(Rupert Sanders, 2012)
Considering the whole thing is based on the faulty premise that Kristin Stewart is more beautiful than Charlize Theron, Snow White And The Huntsman isn't half bad.
Oh, it tries to do far too much, turning the Snow White story into a Lord of the Rings-style mini-Epic, full of battles, trolls, witches and rugged landscapes, but its exceptional visual beauty is almost enough to make it worthwhile. Debutant feature director Rupert Sanders has done some stunning work in advertising, and he has the visual chops that suggest he may someday be capable of a great movie. But this isn't it.
His sure, occasionally inspired direction, together with the brilliant, beautiful production design, elevate some scenes to another level. These scenes are generally centred around the quieter moments of discovery, and new worlds revealed; a lakeside village glimpsed through mist, the dark forest aggressively attacking an interloper, and the fairies retreat coming alive at Snow White's approach.

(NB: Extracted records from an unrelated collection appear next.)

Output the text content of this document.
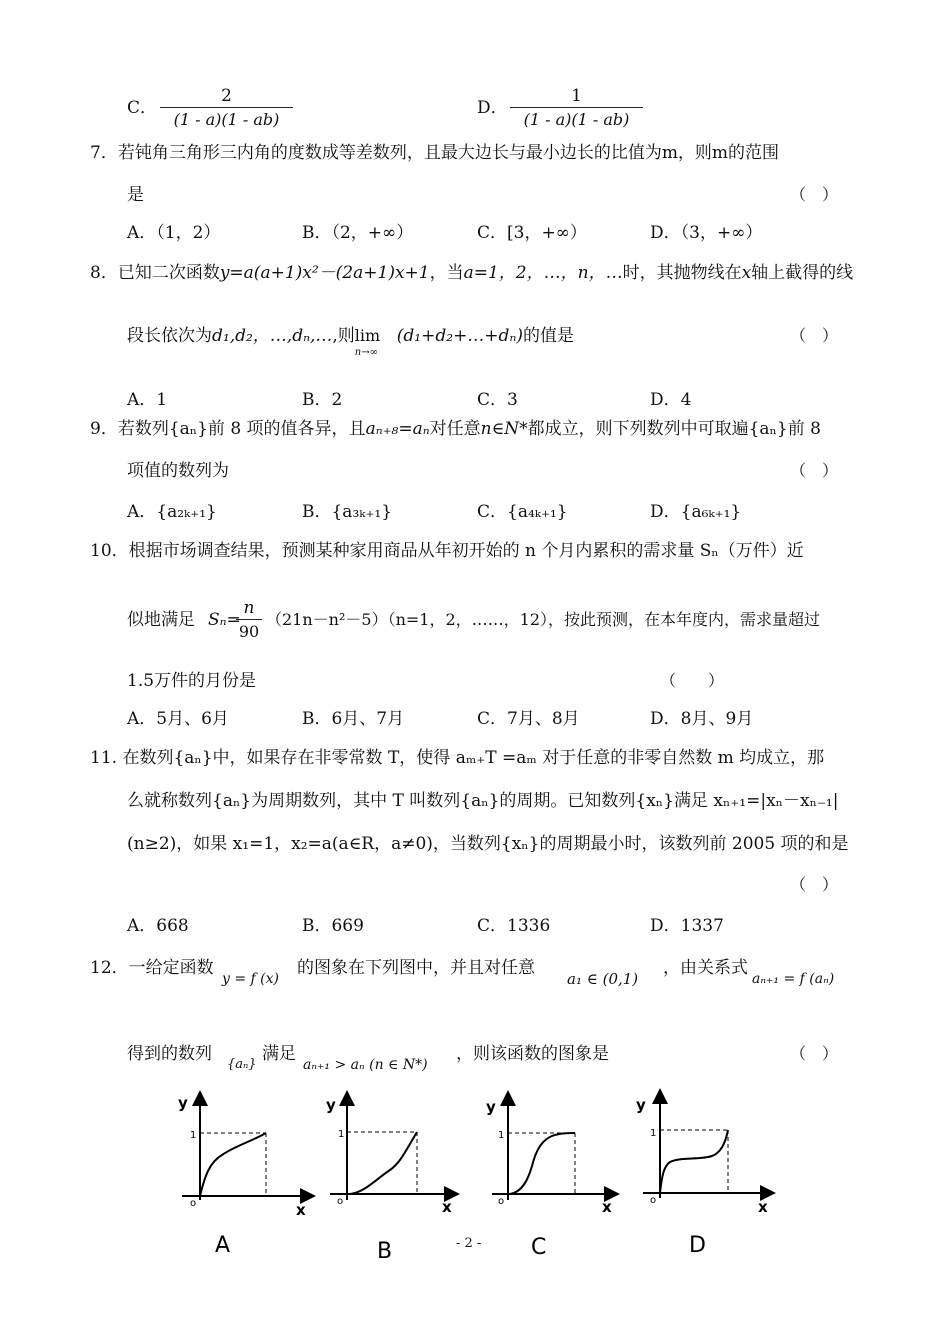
C．
2
(1 - a)(1 - ab)
D．
1
(1 - a)(1 - ab)
7．若钝角三角形三内角的度数成等差数列，且最大边长与最小边长的比值为m，则m的范围
是	（　）
A．（1，2）	B．（2，+∞）	C．[3，+∞）	D．（3，+∞）
8．已知二次函数y=a(a+1)x²－(2a+1)x+1，当a=1，2，…，n，…时，其抛物线在x轴上截得的线
段长依次为d₁,d₂，…,dₙ,…,则lim
n→∞
(d₁+d₂+…+dₙ)的值是	（　）
A．1	B．2	C．3	D．4
9．若数列{aₙ}前 8 项的值各异，且aₙ₊₈=aₙ对任意n∈N*都成立，则下列数列中可取遍{aₙ}前 8
项值的数列为	（　）
A．{a₂ₖ₊₁}	B．{a₃ₖ₊₁}	C．{a₄ₖ₊₁}	D．{a₆ₖ₊₁}
10．根据市场调查结果，预测某种家用商品从年初开始的 n 个月内累积的需求量 Sₙ（万件）近
似地满足 Sₙ=
n
90
（21n－n²－5）（n=1，2，……，12），按此预测，在本年度内，需求量超过
1.5万件的月份是	（　　）
A．5月、6月	B．6月、7月	C．7月、8月	D．8月、9月
11. 在数列{aₙ}中，如果存在非零常数 T，使得 aₘ₊T =aₘ 对于任意的非零自然数 m 均成立，那
么就称数列{aₙ}为周期数列，其中 T 叫数列{aₙ}的周期。已知数列{xₙ}满足 xₙ₊₁=|xₙ－xₙ₋₁|
(n≥2)，如果 x₁=1，x₂=a(a∈R，a≠0)，当数列{xₙ}的周期最小时，该数列前 2005 项的和是
（　）
A．668	B．669	C．1336	D．1337
12．一给定函数
y = f (x)
的图象在下列图中，并且对任意
a₁ ∈ (0,1)
，由关系式
aₙ₊₁ = f (aₙ)
得到的数列
{aₙ}
满足
aₙ₊₁ > aₙ (n ∈ N*)
，则该函数的图象是	（　）
y
1
o	x
A
y
1
o	x
B
y
1
o	x
C
y
1
o	x
D
- 2 -
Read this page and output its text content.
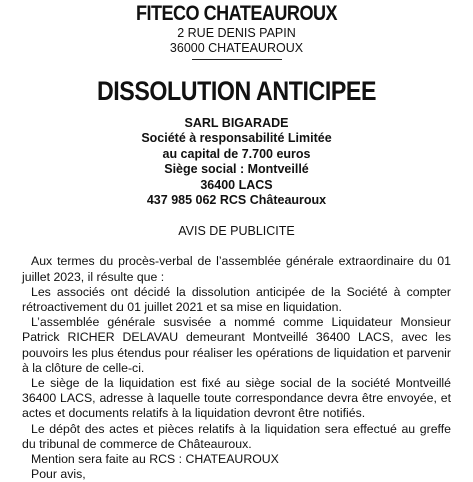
FITECO CHATEAUROUX
2 RUE DENIS PAPIN
36000 CHATEAUROUX
DISSOLUTION ANTICIPEE
SARL BIGARADE
Société à responsabilité Limitée
au capital de 7.700 euros
Siège social : Montveillé
36400 LACS
437 985 062 RCS Châteauroux
AVIS DE PUBLICITE

Aux termes du procès-verbal de l’assemblée générale extraordinaire du 01 juillet 2023, il résulte que :

Les associés ont décidé la dissolution anticipée de la Société à compter rétroactivement du 01 juillet 2021 et sa mise en liquidation.

L’assemblée générale susvisée a nommé comme Liquidateur Monsieur Patrick RICHER DELAVAU demeurant Montveillé 36400 LACS, avec les pouvoirs les plus étendus pour réaliser les opérations de liquidation et parvenir à la clôture de celle-ci.

Le siège de la liquidation est fixé au siège social de la société Montveillé 36400 LACS, adresse à laquelle toute correspondance devra être envoyée, et actes et documents relatifs à la liquidation devront être notifiés.

Le dépôt des actes et pièces relatifs à la liquidation sera effectué au greffe du tribunal de commerce de Châteauroux.

Mention sera faite au RCS : CHATEAUROUX

Pour avis,
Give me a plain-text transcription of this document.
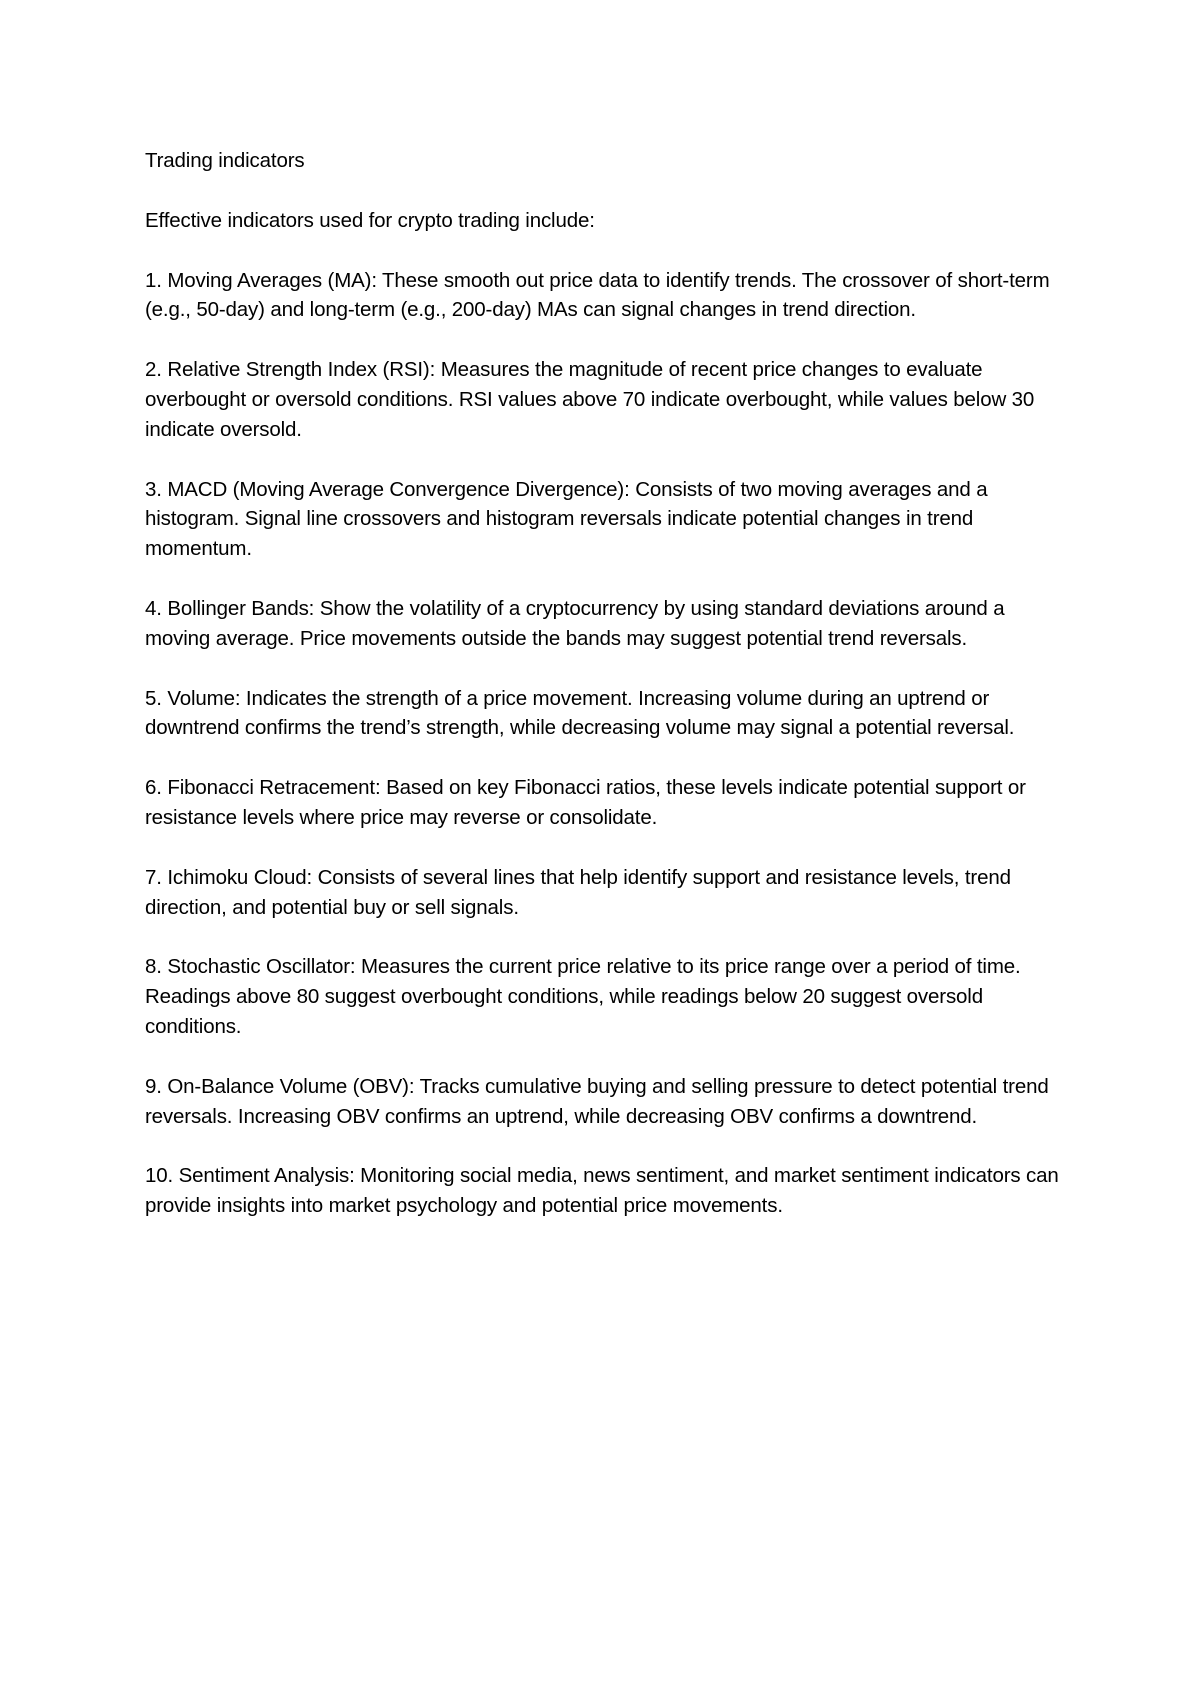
Trading indicators

Effective indicators used for crypto trading include:

1. Moving Averages (MA): These smooth out price data to identify trends. The crossover of short-term (e.g., 50-day) and long-term (e.g., 200-day) MAs can signal changes in trend direction.

2. Relative Strength Index (RSI): Measures the magnitude of recent price changes to evaluate overbought or oversold conditions. RSI values above 70 indicate overbought, while values below 30 indicate oversold.

3. MACD (Moving Average Convergence Divergence): Consists of two moving averages and a histogram. Signal line crossovers and histogram reversals indicate potential changes in trend momentum.

4. Bollinger Bands: Show the volatility of a cryptocurrency by using standard deviations around a moving average. Price movements outside the bands may suggest potential trend reversals.

5. Volume: Indicates the strength of a price movement. Increasing volume during an uptrend or downtrend confirms the trend’s strength, while decreasing volume may signal a potential reversal.

6. Fibonacci Retracement: Based on key Fibonacci ratios, these levels indicate potential support or resistance levels where price may reverse or consolidate.

7. Ichimoku Cloud: Consists of several lines that help identify support and resistance levels, trend direction, and potential buy or sell signals.

8. Stochastic Oscillator: Measures the current price relative to its price range over a period of time. Readings above 80 suggest overbought conditions, while readings below 20 suggest oversold conditions.

9. On-Balance Volume (OBV): Tracks cumulative buying and selling pressure to detect potential trend reversals. Increasing OBV confirms an uptrend, while decreasing OBV confirms a downtrend.

10. Sentiment Analysis: Monitoring social media, news sentiment, and market sentiment indicators can provide insights into market psychology and potential price movements.
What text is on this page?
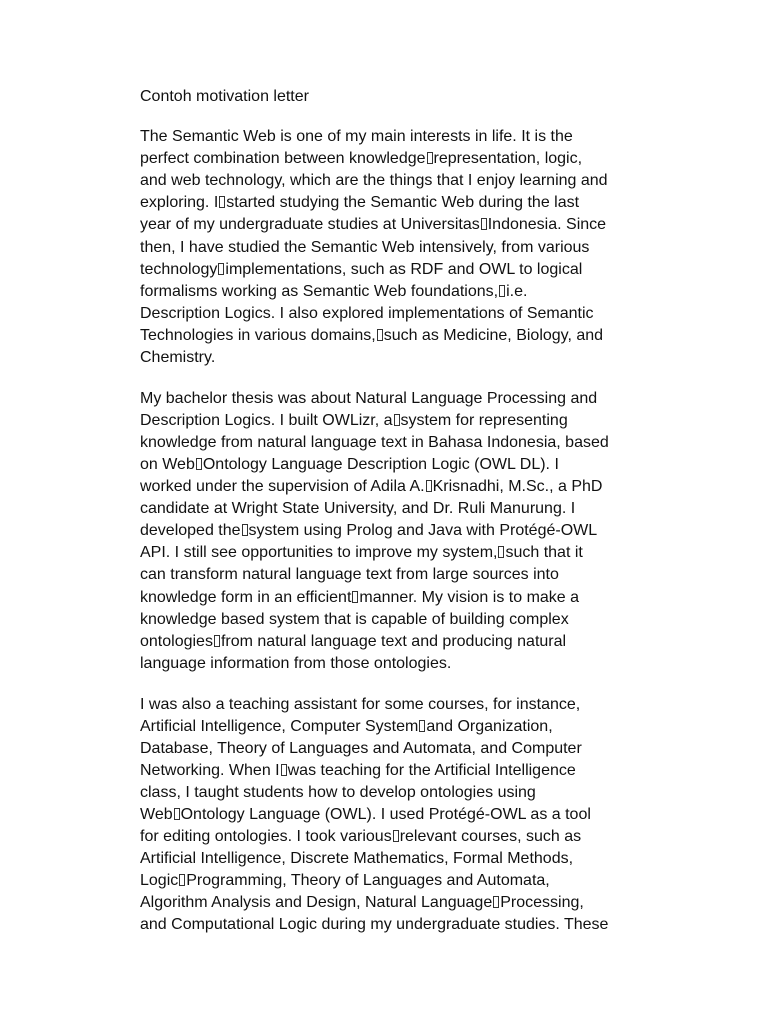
Contoh motivation letter
The Semantic Web is one of my main interests in life. It is the
perfect combination between knowledge representation, logic,
and web technology, which are the things that I enjoy learning and
exploring. I started studying the Semantic Web during the last
year of my undergraduate studies at Universitas Indonesia. Since
then, I have studied the Semantic Web intensively, from various
technology implementations, such as RDF and OWL to logical
formalisms working as Semantic Web foundations, i.e.
Description Logics. I also explored implementations of Semantic
Technologies in various domains, such as Medicine, Biology, and
Chemistry.
My bachelor thesis was about Natural Language Processing and
Description Logics. I built OWLizr, a system for representing
knowledge from natural language text in Bahasa Indonesia, based
on Web Ontology Language Description Logic (OWL DL). I
worked under the supervision of Adila A. Krisnadhi, M.Sc., a PhD
candidate at Wright State University, and Dr. Ruli Manurung. I
developed the system using Prolog and Java with Protégé-OWL
API. I still see opportunities to improve my system, such that it
can transform natural language text from large sources into
knowledge form in an efficient manner. My vision is to make a
knowledge based system that is capable of building complex
ontologies from natural language text and producing natural
language information from those ontologies.
I was also a teaching assistant for some courses, for instance,
Artificial Intelligence, Computer System and Organization,
Database, Theory of Languages and Automata, and Computer
Networking. When I was teaching for the Artificial Intelligence
class, I taught students how to develop ontologies using
Web Ontology Language (OWL). I used Protégé-OWL as a tool
for editing ontologies. I took various relevant courses, such as
Artificial Intelligence, Discrete Mathematics, Formal Methods,
Logic Programming, Theory of Languages and Automata,
Algorithm Analysis and Design, Natural Language Processing,
and Computational Logic during my undergraduate studies. These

The story is familiar, even if a few details have been altered the better to suit a teen audience. Mainly that means beefing up the role of the Huntsman (Chris Hemsworth, easily charming and at home with all the action) while making Snow White (Kristin Stewart, slightly miscast but making do) a more assertively heroic figure. Charlize Theron plainly enjoys the chance to chew some scenery as a wicked Queen, and the gallery of Brits playing the dwarves (Bob Hoskins, Ian McShane, Eddie Marsan, Toby Jones etc) bring some welcome humour to what is largely a grim, angst-ridden experience.
That is partly tonal and partly down to the exuberantly gothic design and the over-abundance of sword battles. Sanders handles the action well - this is a vividly textured and visceral experience throughout - but it all feels a bit predictable and focus-grouped, right down to the climactic rousing speech and final showdown. And there is something missing here where a romance should be - an attraction between hero and heroine is repeatedly suggested but never made explicit, and never quite goes anywhere.
The whole thing feels a little pointless and underwhelming, in fact, for all the time and money that have obviously gone into it. Perhaps it's most interesting aspect is how odd the mix of elements and target markets have made this: it's a battle film, a fairytale, a dark and scary fantasy film aimed squarely at teenaged girls without any romance and with action thrown in for teenaged boys. In short, it's a bit of a mess. Yet consequently, it's never really dull, and is occasionally even quite good.